I’d like to say more about the music Édouard does actually play (or rather ‘act’) since a professional musician’s hands double for him. I’m not knowledgeable enough about classical music to comment (I believe it is Chopin) but I do know that Becker himself was a jazz fan and he uses musical taste as one of his weapons in skewering the wealthy patrons here. They listen to Édouard’s playing politely and applaud appropriately but later we see them dancing enthusiastically to the kind of dance music Édouard (and Becker) despise. To add further indignity Becker introduces an American played by William Tubbs. Tubbs was an actor in several French and Italian films in this period. Here he speaks French with a terrible accent but proves to be much more perceptive about Edouard’s talent than the others.
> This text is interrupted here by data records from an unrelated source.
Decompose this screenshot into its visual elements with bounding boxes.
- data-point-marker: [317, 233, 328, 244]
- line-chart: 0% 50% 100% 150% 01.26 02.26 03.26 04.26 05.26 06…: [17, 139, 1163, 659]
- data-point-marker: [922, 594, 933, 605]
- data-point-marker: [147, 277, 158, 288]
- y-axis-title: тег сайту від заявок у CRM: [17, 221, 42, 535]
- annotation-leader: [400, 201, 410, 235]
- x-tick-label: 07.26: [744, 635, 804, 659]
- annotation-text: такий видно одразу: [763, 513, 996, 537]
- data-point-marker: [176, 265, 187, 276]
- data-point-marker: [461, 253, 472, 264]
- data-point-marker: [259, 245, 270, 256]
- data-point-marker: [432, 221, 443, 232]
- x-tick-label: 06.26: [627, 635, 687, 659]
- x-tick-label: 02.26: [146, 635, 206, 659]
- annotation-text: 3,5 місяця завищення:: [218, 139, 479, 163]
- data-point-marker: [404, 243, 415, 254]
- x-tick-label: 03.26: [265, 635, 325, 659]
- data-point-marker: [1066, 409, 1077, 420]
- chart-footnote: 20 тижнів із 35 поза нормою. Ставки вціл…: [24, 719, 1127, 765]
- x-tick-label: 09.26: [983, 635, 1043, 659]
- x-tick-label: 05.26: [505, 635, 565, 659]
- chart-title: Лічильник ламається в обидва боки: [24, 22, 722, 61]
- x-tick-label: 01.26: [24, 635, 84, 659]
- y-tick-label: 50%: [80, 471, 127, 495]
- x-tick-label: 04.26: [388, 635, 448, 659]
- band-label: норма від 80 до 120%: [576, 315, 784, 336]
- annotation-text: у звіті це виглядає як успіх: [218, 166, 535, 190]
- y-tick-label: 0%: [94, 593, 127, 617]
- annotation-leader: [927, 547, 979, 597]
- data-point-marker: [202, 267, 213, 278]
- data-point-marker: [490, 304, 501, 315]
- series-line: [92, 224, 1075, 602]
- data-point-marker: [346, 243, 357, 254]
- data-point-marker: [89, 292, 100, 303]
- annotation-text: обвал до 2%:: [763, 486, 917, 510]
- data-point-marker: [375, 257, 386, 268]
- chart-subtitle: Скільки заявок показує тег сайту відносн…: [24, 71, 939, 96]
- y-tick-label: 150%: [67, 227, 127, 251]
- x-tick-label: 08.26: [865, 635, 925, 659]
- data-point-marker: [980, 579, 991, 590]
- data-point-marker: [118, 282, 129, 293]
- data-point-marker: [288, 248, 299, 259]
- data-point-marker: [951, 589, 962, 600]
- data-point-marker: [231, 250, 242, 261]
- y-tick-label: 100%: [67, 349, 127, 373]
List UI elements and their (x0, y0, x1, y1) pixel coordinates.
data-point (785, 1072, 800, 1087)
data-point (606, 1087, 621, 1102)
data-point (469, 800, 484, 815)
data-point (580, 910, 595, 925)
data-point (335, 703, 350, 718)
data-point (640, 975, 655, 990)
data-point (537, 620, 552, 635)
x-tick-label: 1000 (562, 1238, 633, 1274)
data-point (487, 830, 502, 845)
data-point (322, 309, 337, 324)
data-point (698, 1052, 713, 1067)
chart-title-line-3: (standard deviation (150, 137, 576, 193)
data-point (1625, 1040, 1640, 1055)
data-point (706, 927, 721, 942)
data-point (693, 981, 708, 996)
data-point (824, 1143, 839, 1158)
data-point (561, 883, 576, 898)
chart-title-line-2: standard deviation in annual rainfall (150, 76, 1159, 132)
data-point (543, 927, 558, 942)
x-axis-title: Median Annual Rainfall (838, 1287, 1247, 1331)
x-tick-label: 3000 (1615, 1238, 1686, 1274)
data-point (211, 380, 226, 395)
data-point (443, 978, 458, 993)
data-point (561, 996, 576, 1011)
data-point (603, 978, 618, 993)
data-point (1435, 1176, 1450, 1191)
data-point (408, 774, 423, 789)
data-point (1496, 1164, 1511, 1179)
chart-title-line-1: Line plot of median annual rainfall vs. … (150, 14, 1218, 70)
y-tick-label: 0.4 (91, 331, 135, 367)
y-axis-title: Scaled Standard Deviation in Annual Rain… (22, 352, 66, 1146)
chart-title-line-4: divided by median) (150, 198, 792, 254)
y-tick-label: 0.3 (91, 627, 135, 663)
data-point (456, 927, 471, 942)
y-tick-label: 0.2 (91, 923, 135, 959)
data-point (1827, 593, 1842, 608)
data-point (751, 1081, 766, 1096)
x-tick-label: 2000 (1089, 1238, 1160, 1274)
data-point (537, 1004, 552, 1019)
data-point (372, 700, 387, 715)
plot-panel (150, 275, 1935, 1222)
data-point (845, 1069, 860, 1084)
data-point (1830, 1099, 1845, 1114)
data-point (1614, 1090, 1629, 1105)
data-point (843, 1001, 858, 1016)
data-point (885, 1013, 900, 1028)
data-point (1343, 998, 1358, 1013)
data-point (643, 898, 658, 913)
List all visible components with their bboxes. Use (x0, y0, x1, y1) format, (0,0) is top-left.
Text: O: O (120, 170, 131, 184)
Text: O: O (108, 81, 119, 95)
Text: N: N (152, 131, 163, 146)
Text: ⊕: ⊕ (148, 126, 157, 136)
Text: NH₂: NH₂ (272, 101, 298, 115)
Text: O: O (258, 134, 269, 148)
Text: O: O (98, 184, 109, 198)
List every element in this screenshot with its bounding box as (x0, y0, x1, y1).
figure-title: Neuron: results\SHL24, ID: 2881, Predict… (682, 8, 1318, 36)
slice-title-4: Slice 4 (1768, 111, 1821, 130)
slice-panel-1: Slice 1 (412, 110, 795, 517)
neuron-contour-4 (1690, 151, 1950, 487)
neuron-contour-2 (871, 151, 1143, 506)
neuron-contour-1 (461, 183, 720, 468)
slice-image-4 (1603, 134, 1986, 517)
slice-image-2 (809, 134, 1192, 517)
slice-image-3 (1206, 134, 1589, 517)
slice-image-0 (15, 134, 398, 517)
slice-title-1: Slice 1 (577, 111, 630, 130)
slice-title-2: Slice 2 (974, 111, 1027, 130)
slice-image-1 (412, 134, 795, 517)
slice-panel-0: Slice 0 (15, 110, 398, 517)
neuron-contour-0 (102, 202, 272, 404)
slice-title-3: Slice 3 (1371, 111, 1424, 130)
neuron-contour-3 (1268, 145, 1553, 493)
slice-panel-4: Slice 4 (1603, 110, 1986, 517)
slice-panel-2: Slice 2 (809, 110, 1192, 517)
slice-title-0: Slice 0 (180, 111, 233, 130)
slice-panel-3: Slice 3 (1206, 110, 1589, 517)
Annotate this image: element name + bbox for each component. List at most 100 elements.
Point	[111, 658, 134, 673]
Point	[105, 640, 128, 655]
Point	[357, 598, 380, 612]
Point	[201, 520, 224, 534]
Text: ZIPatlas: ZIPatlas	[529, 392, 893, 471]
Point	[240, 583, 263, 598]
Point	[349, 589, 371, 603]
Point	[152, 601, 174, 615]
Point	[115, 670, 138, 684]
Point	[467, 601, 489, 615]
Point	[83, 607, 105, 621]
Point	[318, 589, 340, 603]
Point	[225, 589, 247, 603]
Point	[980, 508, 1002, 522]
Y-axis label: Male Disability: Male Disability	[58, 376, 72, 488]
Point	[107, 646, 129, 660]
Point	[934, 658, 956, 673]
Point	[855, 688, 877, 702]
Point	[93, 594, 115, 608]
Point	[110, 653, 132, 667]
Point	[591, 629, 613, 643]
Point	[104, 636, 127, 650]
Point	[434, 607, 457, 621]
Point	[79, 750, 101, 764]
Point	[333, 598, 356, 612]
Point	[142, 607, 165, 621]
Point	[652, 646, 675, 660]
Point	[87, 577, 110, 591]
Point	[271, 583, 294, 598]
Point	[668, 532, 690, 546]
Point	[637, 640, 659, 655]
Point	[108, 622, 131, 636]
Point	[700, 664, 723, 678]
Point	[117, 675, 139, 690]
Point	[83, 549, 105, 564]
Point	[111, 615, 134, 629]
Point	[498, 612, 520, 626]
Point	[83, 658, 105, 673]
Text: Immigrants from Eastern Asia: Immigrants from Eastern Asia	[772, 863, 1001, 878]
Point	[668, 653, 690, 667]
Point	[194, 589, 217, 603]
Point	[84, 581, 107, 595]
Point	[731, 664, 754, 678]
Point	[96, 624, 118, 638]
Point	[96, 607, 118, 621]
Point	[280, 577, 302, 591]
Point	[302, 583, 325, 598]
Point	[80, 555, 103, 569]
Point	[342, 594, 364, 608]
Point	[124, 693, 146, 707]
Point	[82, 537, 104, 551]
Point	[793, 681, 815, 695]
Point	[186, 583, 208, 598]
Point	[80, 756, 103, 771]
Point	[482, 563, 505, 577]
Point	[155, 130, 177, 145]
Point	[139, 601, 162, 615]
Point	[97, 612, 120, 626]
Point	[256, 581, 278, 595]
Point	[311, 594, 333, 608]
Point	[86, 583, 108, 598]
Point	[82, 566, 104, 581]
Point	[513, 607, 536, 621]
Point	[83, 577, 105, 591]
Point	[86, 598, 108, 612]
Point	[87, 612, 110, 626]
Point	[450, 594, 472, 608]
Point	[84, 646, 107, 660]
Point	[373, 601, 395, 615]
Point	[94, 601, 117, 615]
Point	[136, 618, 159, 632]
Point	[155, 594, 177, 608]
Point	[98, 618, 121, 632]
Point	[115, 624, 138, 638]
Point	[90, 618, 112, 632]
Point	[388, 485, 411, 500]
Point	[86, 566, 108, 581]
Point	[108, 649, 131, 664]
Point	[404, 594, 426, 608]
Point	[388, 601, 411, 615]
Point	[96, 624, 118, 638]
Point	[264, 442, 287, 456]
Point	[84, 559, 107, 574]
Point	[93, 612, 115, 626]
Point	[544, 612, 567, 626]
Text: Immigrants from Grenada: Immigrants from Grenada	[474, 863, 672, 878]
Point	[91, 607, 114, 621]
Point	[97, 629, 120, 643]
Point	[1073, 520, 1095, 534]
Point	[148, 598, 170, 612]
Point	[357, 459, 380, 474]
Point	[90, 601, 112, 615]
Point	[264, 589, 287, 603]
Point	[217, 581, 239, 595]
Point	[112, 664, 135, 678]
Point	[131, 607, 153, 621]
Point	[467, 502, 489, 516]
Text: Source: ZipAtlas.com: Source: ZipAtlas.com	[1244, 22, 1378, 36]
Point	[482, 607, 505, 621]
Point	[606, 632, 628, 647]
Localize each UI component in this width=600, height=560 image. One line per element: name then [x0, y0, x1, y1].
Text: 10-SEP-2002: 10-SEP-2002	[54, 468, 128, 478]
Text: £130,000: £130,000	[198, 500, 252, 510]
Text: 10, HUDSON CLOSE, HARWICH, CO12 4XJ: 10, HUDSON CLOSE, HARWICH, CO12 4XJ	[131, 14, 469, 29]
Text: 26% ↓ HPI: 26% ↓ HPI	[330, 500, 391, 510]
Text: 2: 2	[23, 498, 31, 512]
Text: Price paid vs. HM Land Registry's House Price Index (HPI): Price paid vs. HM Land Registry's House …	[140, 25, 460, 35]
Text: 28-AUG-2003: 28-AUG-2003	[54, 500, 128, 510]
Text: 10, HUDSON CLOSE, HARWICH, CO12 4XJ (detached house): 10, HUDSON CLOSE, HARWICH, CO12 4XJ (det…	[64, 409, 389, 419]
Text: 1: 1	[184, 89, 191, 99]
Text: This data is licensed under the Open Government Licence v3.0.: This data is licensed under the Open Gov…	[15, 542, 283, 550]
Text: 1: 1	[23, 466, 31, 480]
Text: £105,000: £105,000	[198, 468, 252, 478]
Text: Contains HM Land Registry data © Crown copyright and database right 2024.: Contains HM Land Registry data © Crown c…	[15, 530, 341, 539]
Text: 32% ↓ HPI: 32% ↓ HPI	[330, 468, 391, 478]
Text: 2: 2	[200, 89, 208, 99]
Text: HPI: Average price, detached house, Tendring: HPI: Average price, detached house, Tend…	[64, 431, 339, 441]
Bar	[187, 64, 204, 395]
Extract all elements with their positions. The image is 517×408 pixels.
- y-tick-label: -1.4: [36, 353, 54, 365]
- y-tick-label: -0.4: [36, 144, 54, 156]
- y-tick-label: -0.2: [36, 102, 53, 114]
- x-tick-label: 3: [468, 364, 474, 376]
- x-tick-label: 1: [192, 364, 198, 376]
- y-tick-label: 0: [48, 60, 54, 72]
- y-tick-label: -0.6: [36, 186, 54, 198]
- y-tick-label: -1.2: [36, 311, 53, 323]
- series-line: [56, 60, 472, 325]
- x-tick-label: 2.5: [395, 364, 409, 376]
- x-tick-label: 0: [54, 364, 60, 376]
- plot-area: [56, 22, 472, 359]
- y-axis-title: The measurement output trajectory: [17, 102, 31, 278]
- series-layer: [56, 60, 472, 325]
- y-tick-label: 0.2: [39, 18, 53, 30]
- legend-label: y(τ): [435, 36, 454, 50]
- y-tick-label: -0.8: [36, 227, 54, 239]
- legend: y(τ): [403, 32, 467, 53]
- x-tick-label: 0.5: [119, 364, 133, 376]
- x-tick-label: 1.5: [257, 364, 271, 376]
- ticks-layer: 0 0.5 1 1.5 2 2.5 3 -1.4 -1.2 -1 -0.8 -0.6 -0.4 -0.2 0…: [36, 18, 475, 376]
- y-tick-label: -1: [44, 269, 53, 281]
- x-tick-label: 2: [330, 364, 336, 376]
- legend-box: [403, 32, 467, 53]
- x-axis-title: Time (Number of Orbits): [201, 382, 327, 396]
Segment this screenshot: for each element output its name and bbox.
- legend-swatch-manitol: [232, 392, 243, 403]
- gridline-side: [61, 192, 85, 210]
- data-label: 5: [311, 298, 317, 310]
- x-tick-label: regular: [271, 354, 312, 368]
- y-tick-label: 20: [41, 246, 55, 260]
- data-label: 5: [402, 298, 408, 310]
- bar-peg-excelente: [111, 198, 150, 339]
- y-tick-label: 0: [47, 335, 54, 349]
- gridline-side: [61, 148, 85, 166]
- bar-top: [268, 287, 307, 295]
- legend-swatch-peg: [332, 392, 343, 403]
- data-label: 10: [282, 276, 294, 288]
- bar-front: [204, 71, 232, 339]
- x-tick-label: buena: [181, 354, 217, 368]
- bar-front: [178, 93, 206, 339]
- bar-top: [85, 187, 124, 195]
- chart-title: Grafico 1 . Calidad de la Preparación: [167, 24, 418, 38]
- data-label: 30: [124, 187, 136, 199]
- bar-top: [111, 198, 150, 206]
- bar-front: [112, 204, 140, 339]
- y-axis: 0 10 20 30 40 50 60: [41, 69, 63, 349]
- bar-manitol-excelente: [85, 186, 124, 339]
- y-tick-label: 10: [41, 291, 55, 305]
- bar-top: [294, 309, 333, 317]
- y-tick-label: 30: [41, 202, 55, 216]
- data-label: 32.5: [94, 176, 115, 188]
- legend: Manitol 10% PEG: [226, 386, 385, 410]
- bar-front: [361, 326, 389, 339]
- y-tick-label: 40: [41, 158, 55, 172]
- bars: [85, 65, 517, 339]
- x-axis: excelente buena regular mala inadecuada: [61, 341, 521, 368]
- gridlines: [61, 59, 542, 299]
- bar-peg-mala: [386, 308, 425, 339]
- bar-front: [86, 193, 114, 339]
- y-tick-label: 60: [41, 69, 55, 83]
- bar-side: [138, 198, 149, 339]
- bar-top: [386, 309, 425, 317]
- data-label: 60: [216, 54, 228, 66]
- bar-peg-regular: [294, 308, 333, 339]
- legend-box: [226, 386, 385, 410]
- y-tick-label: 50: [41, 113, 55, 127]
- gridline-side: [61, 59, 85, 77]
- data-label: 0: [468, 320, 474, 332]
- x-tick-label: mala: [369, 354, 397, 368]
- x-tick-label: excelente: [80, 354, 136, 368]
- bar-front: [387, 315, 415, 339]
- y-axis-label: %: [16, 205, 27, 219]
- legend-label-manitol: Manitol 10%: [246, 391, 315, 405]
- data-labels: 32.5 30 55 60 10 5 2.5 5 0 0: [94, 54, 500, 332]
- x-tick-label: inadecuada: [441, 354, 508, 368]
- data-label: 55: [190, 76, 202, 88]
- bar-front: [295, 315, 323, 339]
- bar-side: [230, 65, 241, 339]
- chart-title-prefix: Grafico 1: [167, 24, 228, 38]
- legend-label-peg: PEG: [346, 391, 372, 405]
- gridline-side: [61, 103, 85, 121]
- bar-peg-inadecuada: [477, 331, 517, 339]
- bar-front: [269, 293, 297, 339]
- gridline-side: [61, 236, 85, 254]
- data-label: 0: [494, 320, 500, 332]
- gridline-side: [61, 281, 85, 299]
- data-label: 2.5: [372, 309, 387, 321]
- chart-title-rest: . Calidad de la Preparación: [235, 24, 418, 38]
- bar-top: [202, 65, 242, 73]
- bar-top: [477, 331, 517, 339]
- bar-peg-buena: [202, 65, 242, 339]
I enjoyed this film very much, particularly the playing of the two leads and the fluidity and choreography of the camera work and direction. The DVD (I think there is also a Blu-ray) has two other extras as well as Ginette Vincendeau’s excellent introduction. One is a long and detailed interview with Annette Wademant, Ann Vernon and Daniel Gélin much later from French TV. The interview, full of details about the production was part of a TV broadcast of the film. What a marvellous idea. Why have we never had such detailed coverage of film in the UK? Finally there is an interview with Becker himself in which he talks about his love of jazz and discusses his satire on those who don’t understand the music. I was prompted to watch the film after watching Bertrand Tavernier’s A Journey Through French Cinema (France 2016). Tavernier tells us that the first film he remembers seeing as a child was by Becker and that several years later as a teenager in the 1950s he began to realise that Becker was one of the greatest French directors. Tavernier’s analysis of Becker’s work is fascinating and has encouraged me to search out more of Becker’s work. He emphasises that Becker was one of the first French male directors to present women as central characters in their own right – something Ginette also discusses, suggesting that Édouard et Caroline suffered in the eyes of critics, partly because its mix of comedy and romance was taken less seriously than ‘masculine’ genre films.